After an unprecedented 18-month shutdown caused by the pandemic, Broadway finally started reopening many shows last month. Oscar-nominated director Oren Jacoby’s engaging new documentary provides a broad overview of the famed theater district’s history and biggest shows, focusing on the last 50 years but stopping just as the pandemic shuttered everything. The only mention of the crisis in the film is a text epilogue, however the new DVD includes a bonus featurette produced during the shutdown that examines the disastrous impact to Broadway theaters via follow-up Zoom interviews with some of the stars featured in the film.
Jacoby’s film is structured for broad appeal, reviewing Broadway’s most well-known highs and lows of the last 50 years without getting into the weeds of more minute industry politics. He also focuses mostly on musicals, leaving little room for plays, although the works of August Wilson get some welcome attention. If you’ve been alive and vaguely followed the news for the last 50 years, there are no earth-shattering revelations within the film. There are however exclusive interviews featuring some of the biggest film and TV stars to ever grace the Broadway stage, including Hugh Jackman, Helen Mirren, Christine Baranski, John Lithgow, and cover star Ian McKellan. Unfortunately, aside from spirited interview footage of Tommy Tune, true Broadway legends are primarily only featured in archival performance footage, including Bernadette Peters, Mandy Patinkin, Patti Lupone, James Earl Jones, and Lin-Manuel Miranda. Perhaps the logic was that film stars would better draw audiences to a film, but it is perplexing that a film about Broadway doesn’t favor new interviews with primarily theatrical stars.

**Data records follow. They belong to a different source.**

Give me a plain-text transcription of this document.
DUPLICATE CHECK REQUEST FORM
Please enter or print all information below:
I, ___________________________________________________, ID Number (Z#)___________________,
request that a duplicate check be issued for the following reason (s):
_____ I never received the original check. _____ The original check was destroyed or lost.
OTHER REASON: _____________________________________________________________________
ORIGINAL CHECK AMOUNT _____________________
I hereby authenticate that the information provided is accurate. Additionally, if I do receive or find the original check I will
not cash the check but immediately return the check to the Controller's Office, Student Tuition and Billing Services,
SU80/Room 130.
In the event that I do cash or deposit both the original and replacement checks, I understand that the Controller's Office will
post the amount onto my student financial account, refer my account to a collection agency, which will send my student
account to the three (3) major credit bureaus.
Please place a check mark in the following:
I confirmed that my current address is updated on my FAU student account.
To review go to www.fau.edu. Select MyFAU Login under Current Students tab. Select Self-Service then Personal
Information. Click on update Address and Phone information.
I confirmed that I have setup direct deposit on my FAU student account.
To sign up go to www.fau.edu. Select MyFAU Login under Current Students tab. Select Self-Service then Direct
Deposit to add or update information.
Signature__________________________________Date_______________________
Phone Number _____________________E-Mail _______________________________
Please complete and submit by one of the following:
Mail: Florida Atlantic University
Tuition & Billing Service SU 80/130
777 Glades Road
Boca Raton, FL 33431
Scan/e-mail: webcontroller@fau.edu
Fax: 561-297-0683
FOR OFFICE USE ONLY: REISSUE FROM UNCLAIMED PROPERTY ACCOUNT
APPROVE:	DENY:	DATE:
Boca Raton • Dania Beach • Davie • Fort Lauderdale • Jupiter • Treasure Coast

Jacoby’s biggest concession to plays is his use of a recently mounted play called The Nap as a framing device, checking in on its preparation periodically throughout the film and interviewing its principal stars as they inch closer to debut. The play doesn’t seem like a winner, despite its pedigree coming from the creator of the comedy hit One Man, Two Guvnors that blessed/cursed us with James Corden’s rise to fame. However, it does strive for inclusivity by casting a transsexual as the co-star, Alexandra Billings of Transparent fame. It also happens to star Ben Schnetzer, now gaining attention as the star of FX’s new show based on a comic book, Y: The Last Man, providing a fun look at his theatrical skills before his emergence as a TV star.
The film is a welcome walk down musical memory lane as it traces the Broadway industry trends and tribulations since 1969. Jacoby relies on his interview subjects to recount the oral history. They touch on the seedy, crime-ridden Times Square area of the 1970s that severely depressed attendance but also led to bets on riskier fare such as Sondheim’s works. From there, the gradual cleaning up of the area dovetailed with the emergence of family-friendly megahits circa the late ‘70s such as Annie and Cats, before the AIDS epidemic impacted so many on Broadway through the mid-late ‘80s and led to the radical sea change of Rent. There’s also coverage of the British invasion that gave us megahit musicals from Andrew Lloyd Weber and Cameron Mackintosh, as well as the Disneyfication of Broadway via their crowd-pleasing adaptations of animated classics. The film barely mentions hits of the past decade, aside from the other sea change that has forced the industry to address its casting deficiencies, Hamilton.
Jacoby’s film does a fine job of exploring Broadway’s uneasy relationship between art and commerce, and should be considered essential viewing for musical theatre fans as well as students who weren’t around for the historical moments of the last 50 years. On Broadway is available on DVD on October 19th.